Unexpressed, these trapped emotions weaken our immune function, and our digestion. They affect our physical organs, making them more prone to illness and, over time, dis-ease.
Grief sits in the lungs. It makes it hard for us to breathe. The words we cannot speak stay lodged in the back of our throat. Colds, flu, asthma, strep throat, allergies, sinus – all of these things can move into a body that is holding deep grief.
Guilt is inwardly-expressed judgement of the self. It slows our blood, and cools us. It stagnates our flow. Inadequacy, despair and over-thinking characterise guilt that is trapped and endlessly cycling within the body. Guilt can affect the heart, the lungs, the kidneys, liver and gall-bladder. It wrecks our digestion, and over time our hormone levels and function. Our bodies become unable to repair themselves efficiently.

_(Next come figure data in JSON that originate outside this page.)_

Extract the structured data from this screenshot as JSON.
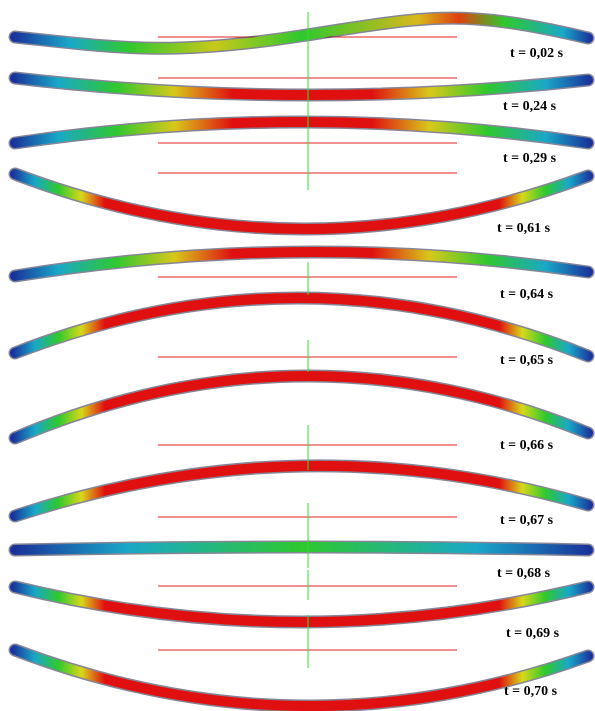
{
  "labels": [
    "t = 0,02 s",
    "t = 0,24 s",
    "t = 0,29 s",
    "t = 0,61 s",
    "t = 0,64 s",
    "t = 0,65 s",
    "t = 0,66 s",
    "t = 0,67 s",
    "t = 0,68 s",
    "t = 0,69 s",
    "t = 0,70 s"
  ]
}
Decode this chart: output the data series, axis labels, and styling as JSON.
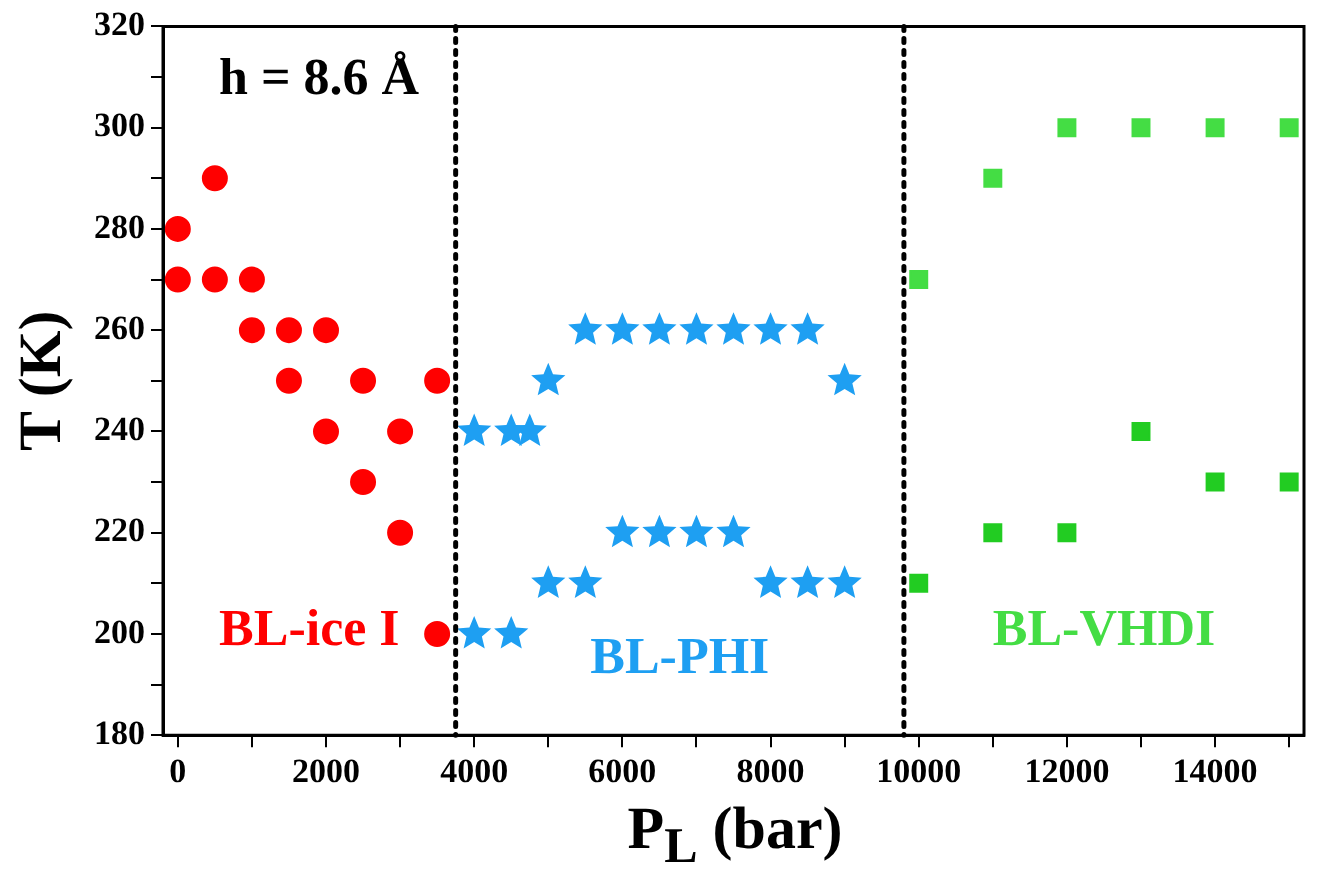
{
  "chart_data": {
    "type": "scatter",
    "xlabel": "P$_{L}$ (bar)",
    "ylabel": "T (K)",
    "xlim": [
      -200,
      15200
    ],
    "ylim": [
      180,
      320
    ],
    "xticks": [
      0,
      {
        "value": 1000,
        "label": null
      },
      2000,
      {
        "value": 3000,
        "label": null
      },
      4000,
      {
        "value": 5000,
        "label": null
      },
      6000,
      {
        "value": 7000,
        "label": null
      },
      8000,
      {
        "value": 9000,
        "label": null
      },
      10000,
      {
        "value": 11000,
        "label": null
      },
      12000,
      {
        "value": 13000,
        "label": null
      },
      14000,
      {
        "value": 15000,
        "label": null
      }
    ],
    "yticks": [
      180,
      {
        "value": 190,
        "label": null
      },
      200,
      {
        "value": 210,
        "label": null
      },
      220,
      {
        "value": 230,
        "label": null
      },
      240,
      {
        "value": 250,
        "label": null
      },
      260,
      {
        "value": 270,
        "label": null
      },
      280,
      {
        "value": 290,
        "label": null
      },
      300,
      {
        "value": 310,
        "label": null
      },
      320
    ],
    "grid": false,
    "legend": false,
    "series": [
      {
        "color": "#ff0000",
        "marker": "circle",
        "x": [
          0,
          500,
          1000,
          1500,
          2000,
          2500,
          3000,
          3500
        ],
        "values": [
          280,
          290,
          270,
          260,
          260,
          250,
          240,
          250
        ]
      },
      {
        "color": "#ff0000",
        "marker": "circle",
        "x": [
          0,
          500,
          1000,
          1500,
          2000,
          2500,
          3000,
          3500
        ],
        "values": [
          270,
          270,
          260,
          250,
          240,
          230,
          220,
          200
        ]
      },
      {
        "color": "#1e9ff2",
        "marker": "star",
        "x": [
          4000,
          4500,
          4750,
          5000,
          5500,
          6000,
          6500,
          7000,
          7500,
          8000,
          8500,
          9000
        ],
        "values": [
          240,
          240,
          240,
          250,
          260,
          260,
          260,
          260,
          260,
          260,
          260,
          250
        ]
      },
      {
        "color": "#1e9ff2",
        "marker": "star",
        "x": [
          4000,
          4500,
          5000,
          5500,
          6000,
          6500,
          7000,
          7500,
          8000,
          8500,
          9000
        ],
        "values": [
          200,
          200,
          210,
          210,
          220,
          220,
          220,
          220,
          210,
          210,
          210
        ]
      },
      {
        "color": "#44dd44",
        "marker": "square",
        "x": [
          10000,
          11000,
          12000,
          13000,
          14000,
          15000
        ],
        "values": [
          270,
          290,
          300,
          300,
          300,
          300
        ]
      },
      {
        "color": "#22cc22",
        "marker": "square",
        "x": [
          10000,
          11000,
          12000,
          13000,
          14000,
          15000
        ],
        "values": [
          210,
          220,
          220,
          240,
          230,
          230
        ]
      }
    ],
    "ref_lines": [
      {
        "axis": "x",
        "value": 3750,
        "color": "#000000",
        "line_style": "dotted"
      },
      {
        "axis": "x",
        "value": 9800,
        "color": "#000000",
        "line_style": "dotted"
      }
    ],
    "annotations": [
      "h = 8.6 Å",
      "BL-ice I",
      "BL-PHI",
      "BL-VHDI"
    ]
  }
}
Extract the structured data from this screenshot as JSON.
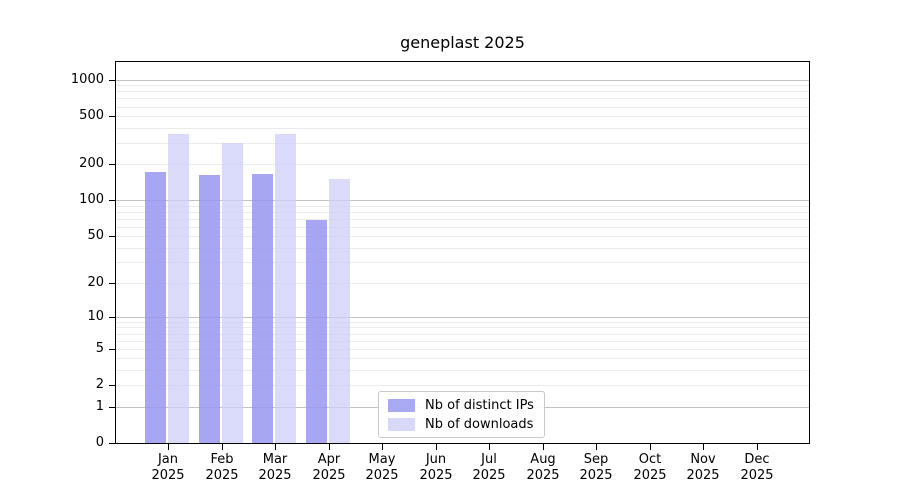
{
  "title": "geneplast 2025",
  "legend": {
    "items": [
      {
        "label": "Nb of distinct IPs",
        "color": "#a9a9f3"
      },
      {
        "label": "Nb of downloads",
        "color": "#d8d8f9"
      }
    ]
  },
  "chart_data": {
    "type": "bar",
    "title": "geneplast 2025",
    "categories": [
      "Jan 2025",
      "Feb 2025",
      "Mar 2025",
      "Apr 2025",
      "May 2025",
      "Jun 2025",
      "Jul 2025",
      "Aug 2025",
      "Sep 2025",
      "Oct 2025",
      "Nov 2025",
      "Dec 2025"
    ],
    "series": [
      {
        "name": "Nb of distinct IPs",
        "color": "#a9a9f3",
        "fill": "rgba(150,150,240,0.85)",
        "values": [
          173,
          161,
          167,
          68,
          0,
          0,
          0,
          0,
          0,
          0,
          0,
          0
        ]
      },
      {
        "name": "Nb of downloads",
        "color": "#d8d8f9",
        "fill": "rgba(205,205,248,0.75)",
        "values": [
          355,
          298,
          355,
          151,
          0,
          0,
          0,
          0,
          0,
          0,
          0,
          0
        ]
      }
    ],
    "yscale": "log1p",
    "yticks": [
      0,
      1,
      2,
      5,
      10,
      20,
      50,
      100,
      200,
      500,
      1000
    ],
    "ylim": [
      0,
      1400
    ],
    "xlabel": "",
    "ylabel": "",
    "grid": {
      "major_color": "#c2c2c2",
      "minor_color": "#ebebeb",
      "major_at": [
        1,
        10,
        100,
        1000
      ]
    },
    "legend_position": "lower-center-inside"
  }
}
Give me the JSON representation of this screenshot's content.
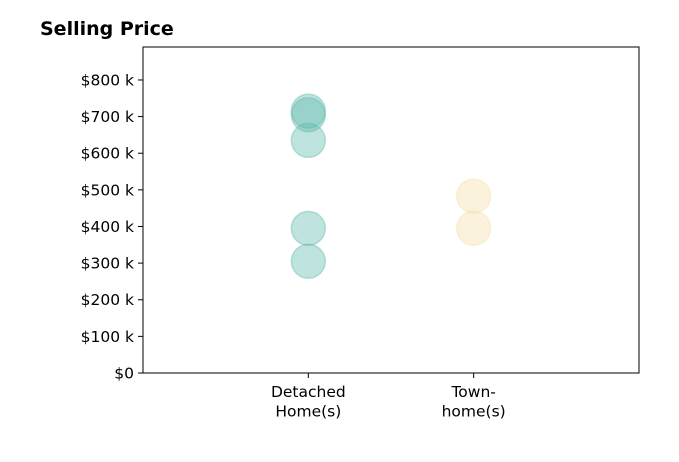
{
  "chart_data": {
    "type": "scatter",
    "title": "Selling Price",
    "categories": [
      "Detached\nHome(s)",
      "Town-\nhome(s)"
    ],
    "y_ticks": [
      0,
      100,
      200,
      300,
      400,
      500,
      600,
      700,
      800
    ],
    "y_tick_labels": [
      "$0",
      "$100 k",
      "$200 k",
      "$300 k",
      "$400 k",
      "$500 k",
      "$600 k",
      "$700 k",
      "$800 k"
    ],
    "ylim": [
      0,
      890
    ],
    "xlim": [
      -1,
      2
    ],
    "grid": false,
    "series": [
      {
        "category_index": 0,
        "color": "#5fb8ad",
        "values": [
          715,
          705,
          635,
          395,
          305
        ]
      },
      {
        "category_index": 1,
        "color": "#f6dfa8",
        "values": [
          483,
          395
        ]
      }
    ]
  }
}
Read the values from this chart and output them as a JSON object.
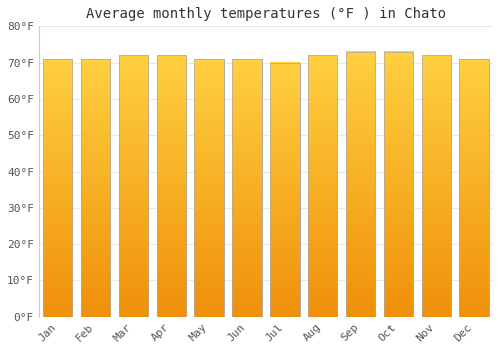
{
  "title": "Average monthly temperatures (°F ) in Chato",
  "months": [
    "Jan",
    "Feb",
    "Mar",
    "Apr",
    "May",
    "Jun",
    "Jul",
    "Aug",
    "Sep",
    "Oct",
    "Nov",
    "Dec"
  ],
  "values": [
    71,
    71,
    72,
    72,
    71,
    71,
    70,
    72,
    73,
    73,
    72,
    71
  ],
  "bar_color_top": "#FFD040",
  "bar_color_bottom": "#F0900A",
  "bar_edge_color": "#AAAAAA",
  "background_color": "#FFFFFF",
  "grid_color": "#E8E8E8",
  "ylim": [
    0,
    80
  ],
  "yticks": [
    0,
    10,
    20,
    30,
    40,
    50,
    60,
    70,
    80
  ],
  "title_fontsize": 10,
  "tick_fontsize": 8,
  "font_family": "monospace"
}
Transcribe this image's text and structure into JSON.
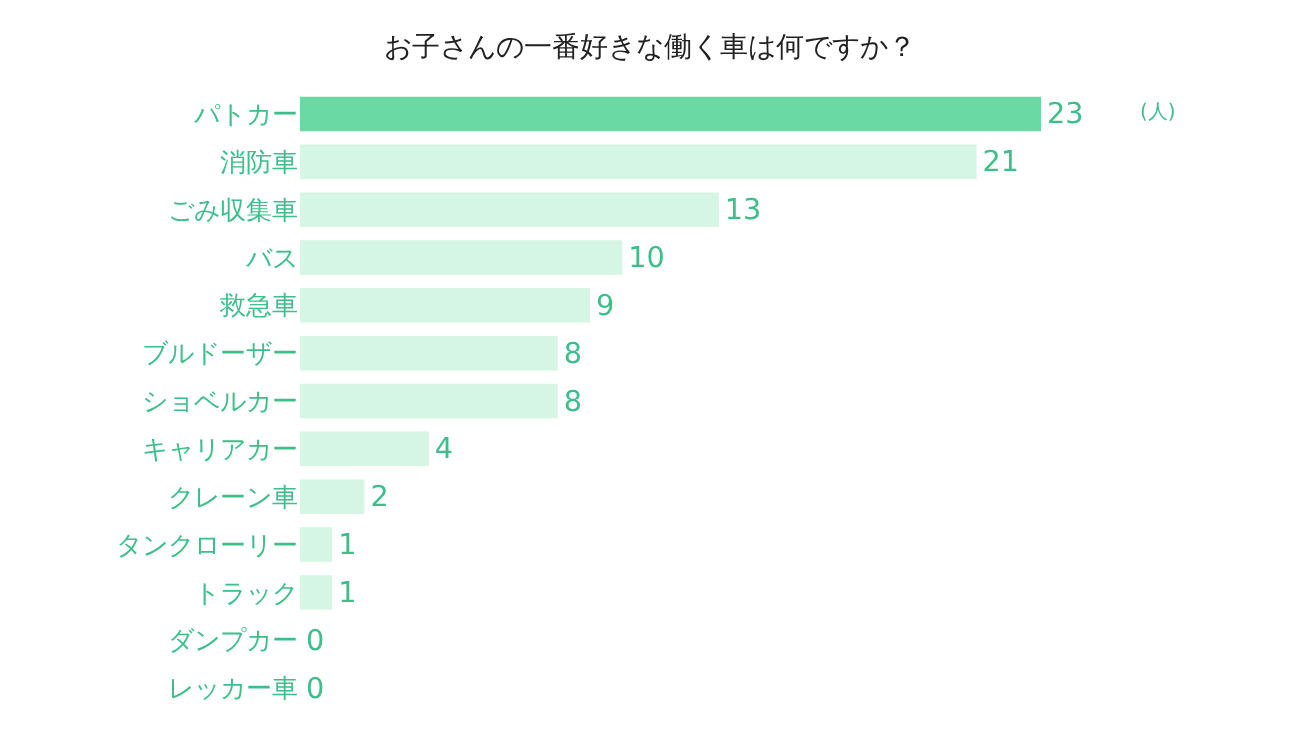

Trauma is shock stuck within the body. In sensitive and empathic people this usually happens when they are working in a caring capacity, and their attention and efforts are directed at the well-being of someone else in a traumatic, high emotion or distressing situation. Your body fails to process any personal shock and trauma you may experience because you have diverted all of your energies outward in caring for others. It can also happen when you are sitting emotionally open and connected and you suffer a sudden fright or when you tune in deeply to the suffering of another. Fright, trauma and shock are then stored deep within your body, allowing you to continue to function in helping others. But its effect is cumulative. Trauma sits in our gut, eventually causing disruption to our digestion, immune function, sleep patterns and brain function. It leads to anxiety and depression.
Holding grief, guilt and trauma within our bodies is a place that many intuitive, empathic and deeply caring people find ourselves. To love and to care is also to expose ourselves to hurt and to loss. Loving and caring deeply is risky, because when you live in that open-hearted state, love goes hand in hand with suffering. Still, I would advocate that you love anyway. That you care anyway.
One of your greatest gifts is that you care. One of your greatest gifts is that you can live heart-opened. Don’t change that. Just learn to manage it better.
This short guided meditation will help you to breathe into these stuck emotions, moving them out of the body and creating space that can be filled with peace, flow, love, light and hope.
The meditation is structured around the Tonglen meditation practice of breathing in pain and suffering, and breathing out peace and comfort.
It is simple but effective. It is something I do as part of my self-care routine every day.
To listen to the meditation just click on the play button below.
Helpful crystals for emotional support:
Turquoise, Rose Quartz, Celestine, Citrine, Amethyst, Moonstone, Snowflake Obsidian, Black Tourmaline, Brecciated Jasper and Carnelian are all good for helping us to move stuck emotions from the body. Choose what you are drawn to from the stones listed.